With increasing costs of studies attached to drug development programs and simultaneous pressures by healthcare systems to contain increasing costs of new drugs and biologics, reliable algorithms that take into account factors that influence variability in individual responses to these agents would play an instrumental role in patient management. In this regard, there is a growing need to predict not only which patients are likely to be 'mainstream' responders to treatment with a specific drug, but those who would be nonresponders, as well as those who would require modification of dosaging or avoidance of exposure, in order to mitigate risk for serious drug-related adverse events. In the future, measurements that would identify individuals likely to develop 'outlier' responses to drug treatment could become an invaluable tool in the management of many diseases. It needs to be emphasized that the value of such algorithms in patient management would be to complement rather than replace information gathered from randomized, double-blind, controlled clinical trials. Protocols based on randomization remain the gold standard by which bias of results in a treatment population can be systematically eliminated. Results of randomized clinical trials remain the essential backbone used by regulatory agencies to determine efficacy and safety of drugs when approvability is being evaluated for new clinical indications. However, clinical studies that employ randomization are often limited in that they are not designed to investigate factors that predict efficacy and safety responses to test drugs in small subsets of 'outlier' patients. Even when mean attributable response effects of a drug within a test population subjected to the rigor of statistical evaluation are robust, it is inevitable that there will be a range of levels of individual response, including nonresponse, to test drugs. Likewise, risk for drug-related toxicity/injury may vary enormously among study subjects treated with the test agent. It follows that to optimize evaluation and use of drugs and biologics it would be ideal to overlay an analysis of population-level responses with elucidation of predictive factors that account for individual variability. If achievable, such a synthesis might permit an increased success rate in drug development programs with simultaneous improvement in overall treatment benefits and drug-related safety outcomes associated with approved marketed drugs.

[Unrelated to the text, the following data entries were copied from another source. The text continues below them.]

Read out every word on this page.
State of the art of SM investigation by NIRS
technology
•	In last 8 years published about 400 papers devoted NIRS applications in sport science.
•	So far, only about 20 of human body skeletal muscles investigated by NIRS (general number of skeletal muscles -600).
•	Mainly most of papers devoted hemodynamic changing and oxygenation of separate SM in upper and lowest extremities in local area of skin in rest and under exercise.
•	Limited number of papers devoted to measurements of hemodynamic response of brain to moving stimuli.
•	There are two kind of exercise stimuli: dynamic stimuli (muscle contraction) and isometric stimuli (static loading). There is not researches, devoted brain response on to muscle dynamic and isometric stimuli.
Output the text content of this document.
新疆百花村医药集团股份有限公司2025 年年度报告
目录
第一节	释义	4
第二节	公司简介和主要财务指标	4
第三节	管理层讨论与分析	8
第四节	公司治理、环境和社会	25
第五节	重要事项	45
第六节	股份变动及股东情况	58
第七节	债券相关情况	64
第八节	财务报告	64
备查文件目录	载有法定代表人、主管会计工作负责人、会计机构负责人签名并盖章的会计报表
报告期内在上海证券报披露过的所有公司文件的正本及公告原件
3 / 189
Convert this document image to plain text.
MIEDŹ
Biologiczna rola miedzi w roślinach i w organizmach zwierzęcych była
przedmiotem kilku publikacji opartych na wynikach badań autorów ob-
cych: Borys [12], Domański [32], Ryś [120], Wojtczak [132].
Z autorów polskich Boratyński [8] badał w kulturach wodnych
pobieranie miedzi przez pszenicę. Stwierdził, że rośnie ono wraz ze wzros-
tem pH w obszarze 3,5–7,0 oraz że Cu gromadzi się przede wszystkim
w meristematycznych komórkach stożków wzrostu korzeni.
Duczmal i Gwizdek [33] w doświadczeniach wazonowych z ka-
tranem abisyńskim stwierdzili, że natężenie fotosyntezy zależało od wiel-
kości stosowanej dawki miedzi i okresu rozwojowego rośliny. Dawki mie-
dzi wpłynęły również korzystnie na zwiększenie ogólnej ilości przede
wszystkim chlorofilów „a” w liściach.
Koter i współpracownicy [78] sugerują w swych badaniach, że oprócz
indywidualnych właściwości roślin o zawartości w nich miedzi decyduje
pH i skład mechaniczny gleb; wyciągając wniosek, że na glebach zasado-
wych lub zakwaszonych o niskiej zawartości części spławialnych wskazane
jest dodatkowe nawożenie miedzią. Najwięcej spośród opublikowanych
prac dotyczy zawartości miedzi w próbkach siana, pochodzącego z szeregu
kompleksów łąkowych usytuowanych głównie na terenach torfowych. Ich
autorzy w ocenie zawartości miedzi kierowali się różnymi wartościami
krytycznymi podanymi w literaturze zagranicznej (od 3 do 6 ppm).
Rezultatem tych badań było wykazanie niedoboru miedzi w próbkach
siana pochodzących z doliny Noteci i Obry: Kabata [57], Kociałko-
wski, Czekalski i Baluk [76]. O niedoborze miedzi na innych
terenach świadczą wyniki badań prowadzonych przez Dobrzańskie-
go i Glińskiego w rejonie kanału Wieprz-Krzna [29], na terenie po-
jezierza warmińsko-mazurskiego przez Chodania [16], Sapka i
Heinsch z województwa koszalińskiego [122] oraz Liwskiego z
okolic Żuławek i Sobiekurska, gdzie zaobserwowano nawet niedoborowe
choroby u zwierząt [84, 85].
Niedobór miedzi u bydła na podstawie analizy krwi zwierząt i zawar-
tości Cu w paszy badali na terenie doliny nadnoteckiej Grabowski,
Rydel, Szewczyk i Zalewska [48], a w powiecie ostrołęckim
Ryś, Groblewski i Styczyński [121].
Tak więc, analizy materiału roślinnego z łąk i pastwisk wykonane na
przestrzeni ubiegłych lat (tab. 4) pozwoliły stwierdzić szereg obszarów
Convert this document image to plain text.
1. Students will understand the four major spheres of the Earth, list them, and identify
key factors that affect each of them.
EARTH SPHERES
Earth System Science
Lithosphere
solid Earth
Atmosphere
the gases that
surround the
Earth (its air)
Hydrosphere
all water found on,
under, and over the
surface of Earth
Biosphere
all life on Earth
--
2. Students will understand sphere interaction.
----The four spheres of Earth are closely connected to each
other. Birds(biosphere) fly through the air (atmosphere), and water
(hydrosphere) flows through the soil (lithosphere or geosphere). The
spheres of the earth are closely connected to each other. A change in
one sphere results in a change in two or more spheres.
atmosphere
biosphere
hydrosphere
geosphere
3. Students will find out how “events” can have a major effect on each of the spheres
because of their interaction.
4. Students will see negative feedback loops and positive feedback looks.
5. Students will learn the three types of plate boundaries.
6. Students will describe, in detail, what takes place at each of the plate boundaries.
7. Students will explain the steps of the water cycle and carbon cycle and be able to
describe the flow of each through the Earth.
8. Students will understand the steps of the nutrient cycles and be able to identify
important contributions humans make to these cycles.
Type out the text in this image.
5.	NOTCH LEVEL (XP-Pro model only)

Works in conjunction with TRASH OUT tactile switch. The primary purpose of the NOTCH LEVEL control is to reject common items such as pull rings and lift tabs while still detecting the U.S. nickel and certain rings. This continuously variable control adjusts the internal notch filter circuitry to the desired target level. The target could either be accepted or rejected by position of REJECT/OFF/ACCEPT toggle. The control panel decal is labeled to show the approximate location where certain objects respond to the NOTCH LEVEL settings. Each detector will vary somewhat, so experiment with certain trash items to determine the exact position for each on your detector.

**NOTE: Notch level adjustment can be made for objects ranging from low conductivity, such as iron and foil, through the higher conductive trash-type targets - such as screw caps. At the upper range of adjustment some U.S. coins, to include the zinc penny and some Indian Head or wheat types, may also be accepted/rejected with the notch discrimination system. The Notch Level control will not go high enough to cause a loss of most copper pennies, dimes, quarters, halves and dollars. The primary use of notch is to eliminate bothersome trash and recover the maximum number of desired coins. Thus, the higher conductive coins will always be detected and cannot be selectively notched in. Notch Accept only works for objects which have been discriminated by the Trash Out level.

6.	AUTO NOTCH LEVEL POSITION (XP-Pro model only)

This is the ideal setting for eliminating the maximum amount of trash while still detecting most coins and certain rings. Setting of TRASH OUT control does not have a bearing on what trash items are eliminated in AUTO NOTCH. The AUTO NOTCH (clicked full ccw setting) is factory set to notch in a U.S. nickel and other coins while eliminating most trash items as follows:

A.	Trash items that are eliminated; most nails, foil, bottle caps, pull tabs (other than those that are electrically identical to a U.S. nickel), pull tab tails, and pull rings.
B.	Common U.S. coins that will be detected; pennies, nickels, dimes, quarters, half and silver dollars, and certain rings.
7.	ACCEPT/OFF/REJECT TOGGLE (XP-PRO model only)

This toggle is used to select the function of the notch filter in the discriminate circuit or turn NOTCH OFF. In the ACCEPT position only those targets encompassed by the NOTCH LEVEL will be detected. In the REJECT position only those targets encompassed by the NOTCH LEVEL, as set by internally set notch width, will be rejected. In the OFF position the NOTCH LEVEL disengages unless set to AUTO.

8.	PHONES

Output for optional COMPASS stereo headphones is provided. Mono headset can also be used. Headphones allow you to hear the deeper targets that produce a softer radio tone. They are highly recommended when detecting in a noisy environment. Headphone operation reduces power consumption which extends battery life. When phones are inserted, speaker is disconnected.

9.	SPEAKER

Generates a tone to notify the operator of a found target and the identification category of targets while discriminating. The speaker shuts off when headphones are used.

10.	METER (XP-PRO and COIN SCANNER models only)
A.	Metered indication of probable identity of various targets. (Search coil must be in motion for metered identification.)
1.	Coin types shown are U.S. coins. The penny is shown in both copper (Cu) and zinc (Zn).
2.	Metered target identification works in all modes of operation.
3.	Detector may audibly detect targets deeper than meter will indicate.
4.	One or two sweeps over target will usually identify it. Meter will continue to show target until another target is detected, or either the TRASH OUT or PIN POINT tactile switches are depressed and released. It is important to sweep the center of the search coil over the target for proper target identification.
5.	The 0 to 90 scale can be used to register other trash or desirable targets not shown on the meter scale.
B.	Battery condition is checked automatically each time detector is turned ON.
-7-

There are many drugs for which benefit can be shown to outweigh risk in some, but not all, patients with the disease(s) for which the drug is indicated. The degree to which benefit outweighs risk in a set of clinical studies would then be directly determined by the proportions of study enrollees from each of the different patient subsets. Since clinical study enrollees could include a mix of responders and nonresponders, the proportions of these would determine the treatment effect size result. This point is exemplified both by the correlation of increased Her/neu-2 expression and the efficacy of trastuzumab (Herceptin®), and the association of biomarkers of CYP2D6 activity and the efficacy of tamoxifen in patients with breast carcinoma. Treatment with trastuzumab has a selective advantage in patients with amplification of the Her/neu-2 gene, compared with patients with nonamplified forms of the gene.[101] This has formed the basis of the recommendations in Herceptin's FDA-approved labeling to test for gene amplification, originally with an indirect measure of immunohistochemical (IHC) staining with fluoresceinated anti-Her/neu-2 antibodies and, more recently, by direct analysis of gene copy number with fluorescence in situ hybridization (FISH).[101] Tamoxifen is a prodrug that must undergo biotransformation by a member of the cytochrome P450 multigene family, CYP2D6, to the potent anti-estrogen endoxifen. It is not surprising that in a retrospective study of medical records of postmenopausal women enrolled in a trial designed to test tamoxifen as an adjuvant for the treatment of early breast cancer, poor metabolizer (PM) status of CYP2D6 (presence of the variant allele CYP2D6*4) was a predictor of earlier cancer relapse, compared with the absence of the PM metabolizer variant allele of this isoenzyme.[5]